Gazprom’s Deputy Chairman of the Management Committee Alexander Medvedev hailed the Commission’s decision, saying it amounted to a settlement of the investigation.
“We were always committed to cooperate in good faith in order to find a constructive, mutually acceptable solution in accordance with the established procedure. We believe that today’s decision is the most reasonable outcome for the well- being of the entire European gas market,” Medvedev said in a statement from St Petersburg on May 24. “Gazprom has always honoured applicable provisions of the EU competition law and reaffirms its commitment to comply with them in future,” he added.
According to the Commission, Gazprom is the dominant gas supplier in a number of Central and Eastern European countries.
In April 2015, the Commission sent a Statement of Objections to Gazprom. It set out the Commission’s preliminary view that the company breached EU antitrust rules by pursuing an overall strategy to partition gas markets along national borders in eight Member States (Bulgaria, the Czech Republic, Estonia, Hungary, Latvia, Lithuania, Poland, and Slovakia).

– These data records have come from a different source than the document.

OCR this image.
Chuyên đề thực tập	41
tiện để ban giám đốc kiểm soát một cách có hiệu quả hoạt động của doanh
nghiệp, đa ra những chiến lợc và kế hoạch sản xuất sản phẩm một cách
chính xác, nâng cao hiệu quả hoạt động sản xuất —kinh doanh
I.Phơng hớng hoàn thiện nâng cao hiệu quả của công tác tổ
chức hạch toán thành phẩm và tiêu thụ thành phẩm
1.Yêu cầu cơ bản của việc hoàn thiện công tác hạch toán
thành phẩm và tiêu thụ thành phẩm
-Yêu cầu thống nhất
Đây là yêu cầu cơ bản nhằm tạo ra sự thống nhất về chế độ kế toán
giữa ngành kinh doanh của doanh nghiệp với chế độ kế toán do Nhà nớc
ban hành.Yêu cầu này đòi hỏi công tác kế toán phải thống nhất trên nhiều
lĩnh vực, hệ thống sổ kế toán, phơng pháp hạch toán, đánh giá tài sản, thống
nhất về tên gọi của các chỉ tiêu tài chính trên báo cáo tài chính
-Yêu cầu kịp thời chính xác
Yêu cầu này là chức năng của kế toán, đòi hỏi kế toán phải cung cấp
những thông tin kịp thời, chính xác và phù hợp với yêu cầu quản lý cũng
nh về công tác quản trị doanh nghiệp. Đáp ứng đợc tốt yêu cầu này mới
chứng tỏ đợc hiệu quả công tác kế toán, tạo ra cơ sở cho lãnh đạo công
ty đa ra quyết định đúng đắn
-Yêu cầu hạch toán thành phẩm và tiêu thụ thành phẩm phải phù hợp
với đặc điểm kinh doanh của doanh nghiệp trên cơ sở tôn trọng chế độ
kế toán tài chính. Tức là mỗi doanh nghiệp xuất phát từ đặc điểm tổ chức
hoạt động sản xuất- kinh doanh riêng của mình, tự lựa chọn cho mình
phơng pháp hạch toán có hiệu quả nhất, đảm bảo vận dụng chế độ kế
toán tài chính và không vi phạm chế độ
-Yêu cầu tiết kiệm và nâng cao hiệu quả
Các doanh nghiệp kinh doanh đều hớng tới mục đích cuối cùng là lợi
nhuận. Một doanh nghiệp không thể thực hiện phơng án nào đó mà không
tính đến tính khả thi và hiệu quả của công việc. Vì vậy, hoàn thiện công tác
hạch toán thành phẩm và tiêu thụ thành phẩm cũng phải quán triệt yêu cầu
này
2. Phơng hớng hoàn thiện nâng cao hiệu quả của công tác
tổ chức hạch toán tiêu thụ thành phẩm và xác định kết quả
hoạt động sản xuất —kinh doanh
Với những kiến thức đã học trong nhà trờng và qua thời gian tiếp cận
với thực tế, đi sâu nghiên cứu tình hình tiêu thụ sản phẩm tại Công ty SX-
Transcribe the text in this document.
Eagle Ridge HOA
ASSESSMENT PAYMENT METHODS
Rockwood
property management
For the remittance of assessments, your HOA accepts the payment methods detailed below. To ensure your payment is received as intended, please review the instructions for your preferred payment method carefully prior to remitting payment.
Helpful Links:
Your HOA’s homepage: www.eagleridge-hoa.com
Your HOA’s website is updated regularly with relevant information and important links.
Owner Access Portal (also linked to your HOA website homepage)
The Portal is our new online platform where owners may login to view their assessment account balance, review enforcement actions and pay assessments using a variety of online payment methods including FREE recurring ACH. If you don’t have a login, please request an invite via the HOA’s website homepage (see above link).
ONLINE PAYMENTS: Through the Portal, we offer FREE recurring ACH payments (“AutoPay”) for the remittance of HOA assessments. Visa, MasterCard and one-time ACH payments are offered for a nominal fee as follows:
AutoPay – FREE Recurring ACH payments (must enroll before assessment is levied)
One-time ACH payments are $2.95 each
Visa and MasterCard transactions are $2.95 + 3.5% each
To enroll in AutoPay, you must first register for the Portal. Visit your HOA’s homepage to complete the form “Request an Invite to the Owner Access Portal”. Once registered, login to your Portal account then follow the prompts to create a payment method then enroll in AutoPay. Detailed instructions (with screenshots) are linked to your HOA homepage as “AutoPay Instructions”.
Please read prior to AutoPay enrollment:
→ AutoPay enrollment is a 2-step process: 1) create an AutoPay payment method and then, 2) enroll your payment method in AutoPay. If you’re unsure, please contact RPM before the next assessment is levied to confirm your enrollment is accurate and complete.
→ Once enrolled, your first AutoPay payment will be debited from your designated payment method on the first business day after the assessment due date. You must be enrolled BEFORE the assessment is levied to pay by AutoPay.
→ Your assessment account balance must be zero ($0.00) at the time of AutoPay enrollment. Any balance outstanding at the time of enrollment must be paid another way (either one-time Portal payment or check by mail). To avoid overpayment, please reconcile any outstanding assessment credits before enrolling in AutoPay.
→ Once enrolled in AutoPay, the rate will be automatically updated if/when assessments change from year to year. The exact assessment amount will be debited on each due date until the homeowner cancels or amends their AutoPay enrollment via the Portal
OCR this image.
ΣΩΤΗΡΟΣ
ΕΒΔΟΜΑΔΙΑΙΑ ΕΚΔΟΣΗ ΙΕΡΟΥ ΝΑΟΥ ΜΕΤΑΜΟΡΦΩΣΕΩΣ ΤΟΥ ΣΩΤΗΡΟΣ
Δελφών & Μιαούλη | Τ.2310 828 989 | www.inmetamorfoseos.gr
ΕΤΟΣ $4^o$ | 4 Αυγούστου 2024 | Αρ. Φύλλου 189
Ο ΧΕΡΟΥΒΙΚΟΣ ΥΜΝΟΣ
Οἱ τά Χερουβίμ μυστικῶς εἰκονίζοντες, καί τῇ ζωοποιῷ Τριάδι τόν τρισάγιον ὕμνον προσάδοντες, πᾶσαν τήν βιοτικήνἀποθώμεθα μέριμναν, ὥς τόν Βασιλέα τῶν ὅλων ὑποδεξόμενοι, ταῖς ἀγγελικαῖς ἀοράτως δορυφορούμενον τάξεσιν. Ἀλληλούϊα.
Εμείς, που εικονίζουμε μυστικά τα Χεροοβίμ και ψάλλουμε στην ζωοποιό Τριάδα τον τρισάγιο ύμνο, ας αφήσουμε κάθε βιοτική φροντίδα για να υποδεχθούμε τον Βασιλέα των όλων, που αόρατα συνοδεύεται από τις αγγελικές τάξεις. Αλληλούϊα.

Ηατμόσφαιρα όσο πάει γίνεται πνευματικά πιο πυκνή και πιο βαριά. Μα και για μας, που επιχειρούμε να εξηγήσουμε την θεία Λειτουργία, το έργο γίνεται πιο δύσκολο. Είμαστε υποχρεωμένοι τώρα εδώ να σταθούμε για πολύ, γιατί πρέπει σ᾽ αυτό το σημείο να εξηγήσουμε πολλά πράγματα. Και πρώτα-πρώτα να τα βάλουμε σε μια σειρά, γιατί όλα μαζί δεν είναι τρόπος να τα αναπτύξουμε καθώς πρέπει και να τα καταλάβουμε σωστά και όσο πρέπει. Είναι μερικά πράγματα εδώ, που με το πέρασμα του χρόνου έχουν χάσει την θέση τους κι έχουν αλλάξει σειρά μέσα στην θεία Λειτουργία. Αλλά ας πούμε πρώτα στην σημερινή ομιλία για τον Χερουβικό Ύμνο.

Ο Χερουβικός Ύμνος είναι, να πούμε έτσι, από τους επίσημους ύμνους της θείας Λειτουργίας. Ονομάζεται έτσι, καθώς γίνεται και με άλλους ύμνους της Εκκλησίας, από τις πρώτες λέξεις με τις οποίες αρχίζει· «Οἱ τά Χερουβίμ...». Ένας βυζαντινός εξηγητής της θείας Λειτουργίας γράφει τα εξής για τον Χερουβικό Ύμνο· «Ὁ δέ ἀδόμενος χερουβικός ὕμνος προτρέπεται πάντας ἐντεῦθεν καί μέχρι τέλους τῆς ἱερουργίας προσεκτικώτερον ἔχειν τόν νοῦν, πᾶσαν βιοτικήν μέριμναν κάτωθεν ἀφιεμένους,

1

The Commission said in a press release on May 24 that this strategy may have enabled Gazprom to charge higher gas prices in Bulgaria, Estonia, Latvia, Lithuania, and Poland.
“Today’s Commission decision puts an end to this behaviour by Gazprom,” the press release read. “Furthermore, it imposes on Gazprom a detailed set of rules that will significantly change the way Gazprom operates in Central and Eastern European gas markets,” the Commission added.
The Commission said the Russian gas giant must remove any restrictions placed on customers who want to re-sell the gas across international border; facilitate gas flows to and from isolated markets i.e. the Baltic States and Bulgaria; abide by structured processes to ensure competitive gas prices; and not act on any advantages concerning gas infrastructure, which it may have obtained from customers by having leveraged its market position in gas supply.
These obligations address the Commission’s competition concerns and achieve its objectives of enabling the free flow of gas in Central and Eastern Europe at competitive prices, the Commission concluded.